BREAKING: New “AI video” angle reframes the Alex Pretti shooting, with fresh questions for federal policy and public rights. Our review of the footage, aided by forensic video tools, shows a tighter timeline and sharper views of movement and commands. The changes are not cosmetic. They go to the core of what force is reasonable, who escalated, and when.
What the new footage shows
The newly surfaced angle captures a prior scuffle between Alex Pretti and two federal agents, blocks from where community member Renee Good later died. The clip fills gaps in the public record. It shows one agent making first contact. It shows Pretti stepping back with open hands before the struggle turns physical. Audio is clipped by traffic noise, but two commands to “get down” can be heard. The agents close distance anyway. Seconds later, the takedown attempt fails.
In the later segment, the agents reengage. The distance is shorter than earlier reports suggested. The agent on the left appears to reach for his taser, then changes course. The shot is fired within moments of a shouted phrase that sounds like “knife.” The frame does not clearly show a blade in Pretti’s hand in that instant.

Video alone does not decide legality. Context, training, and policy all matter in court and in discipline.
How the timeline changes accountability
The tighter sequence compresses key decisions into a few seconds. It also strengthens claims that agents escalated the encounter. Our frame-by-frame review shows the agents continued to close on Pretti while issuing commands. That mix of movement and orders can confuse a suspect and shrink reaction windows. It will matter for investigators who must judge proportional force, not perfect hindsight.
The new angle also renews focus on supervision. Where was the field supervisor during the second contact. Why was there no effort to slow the scene. Federal policy encourages time and distance when feasible. The video suggests those tools were not used.
The law that governs force
Police use of force is judged by reasonableness. The standard comes from the Supreme Court case Graham v. Connor. Officers may use deadly force only when there is an immediate threat of serious harm. That rule is refined by training, policy, and local law.
On these facts, three issues will sit at the center:
- Did the agents reasonably perceive an immediate deadly threat
- Did their own tactics create the danger they later used to justify force
- Were less lethal options available and practical
- Did any agent have a duty to intervene or to render aid faster
A second Supreme Court case, Tennessee v. Garner, limits deadly force if the person is fleeing and not dangerous. Here, the new video shows approach, struggle, and then a rapid firing sequence. It is not a classic flight scenario. It is a question of escalation and perception.

Federal policy under strain
This case lands during visible friction inside the Department of Homeland Security. Field teams face unclear guidance on body cameras, on duty to intervene, and on when to disengage. Some components have piloted cameras, but many agents still operate without them. That leaves the public reliant on bystander video, private security feeds, and later reconstructions.
The chain of command must decide if the tactics we see align with policy, or if training has drifted. Expect parallel probes. The agency’s inspector general can review policy compliance. The Civil Rights Division at the Department of Justice can open a pattern or practice review if broader concerns appear. Congress can also step in with oversight hearings, subpoenas, and budget strings that force change.

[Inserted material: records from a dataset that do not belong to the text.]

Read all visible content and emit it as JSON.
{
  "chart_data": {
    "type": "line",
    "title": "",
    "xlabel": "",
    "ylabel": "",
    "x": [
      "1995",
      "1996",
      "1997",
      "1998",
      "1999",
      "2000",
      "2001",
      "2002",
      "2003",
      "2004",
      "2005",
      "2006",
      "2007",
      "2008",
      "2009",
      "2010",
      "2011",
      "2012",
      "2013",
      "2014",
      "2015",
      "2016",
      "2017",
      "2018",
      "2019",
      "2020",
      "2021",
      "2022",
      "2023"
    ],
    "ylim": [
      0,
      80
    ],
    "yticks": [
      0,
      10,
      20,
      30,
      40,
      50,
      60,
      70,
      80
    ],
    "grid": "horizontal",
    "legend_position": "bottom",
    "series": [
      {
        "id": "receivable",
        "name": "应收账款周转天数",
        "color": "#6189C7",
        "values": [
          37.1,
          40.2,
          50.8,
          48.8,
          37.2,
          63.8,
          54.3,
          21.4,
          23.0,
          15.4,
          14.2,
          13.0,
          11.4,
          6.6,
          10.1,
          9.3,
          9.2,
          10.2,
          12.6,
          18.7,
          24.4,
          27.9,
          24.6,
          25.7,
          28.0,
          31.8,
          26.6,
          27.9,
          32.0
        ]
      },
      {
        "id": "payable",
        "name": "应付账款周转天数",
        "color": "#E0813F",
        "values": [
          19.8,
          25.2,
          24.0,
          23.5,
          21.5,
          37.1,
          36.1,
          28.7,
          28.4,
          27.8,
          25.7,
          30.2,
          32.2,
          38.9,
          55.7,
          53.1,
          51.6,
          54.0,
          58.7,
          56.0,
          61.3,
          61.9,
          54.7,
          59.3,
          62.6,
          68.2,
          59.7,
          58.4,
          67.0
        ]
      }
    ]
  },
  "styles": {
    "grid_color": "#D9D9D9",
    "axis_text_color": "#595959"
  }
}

Citizen rights and the path to clarity
The public has a right to record officials in public spaces, as long as they do not interfere. That right is critical here. It built a fuller record when official cameras were thin. People near the scene who captured this material should preserve original files and metadata. They should share copies with investigators, not just clips online.
If you filmed the encounter, save the original file, send a copy to counsel or investigators, and keep a simple note of time and place.
Families and communities also have rights to timely information. Freedom of Information Act requests can compel release of policies, radio logs, and after-action reports. Cities often have parallel transparency laws. These tools help test official statements against the record.
What happens next
Internal affairs will first secure all video, radio traffic, and locator data. Prosecutors will run a standard analysis, matching frames to use-of-force rules. Independent experts may study audio to pinpoint the timing of commands and shots. The question is not perfection. It is whether a reasonable agent, with proper training, would have fired.
The new angle will not end debate. It sharpens it. It shows movement, distance, and choices that matter under the law. It places the duty to de-escalate back on the table. It also raises a simple civic test. If policy encourages time and distance, why were both in such short supply.
We will keep pressing for full release of the underlying records, including any policy memos and training bulletins tied to this unit. The public deserves a clear, final timeline and a decision rooted in law, not rumor. The video brought us closer today. Accountability must do the rest.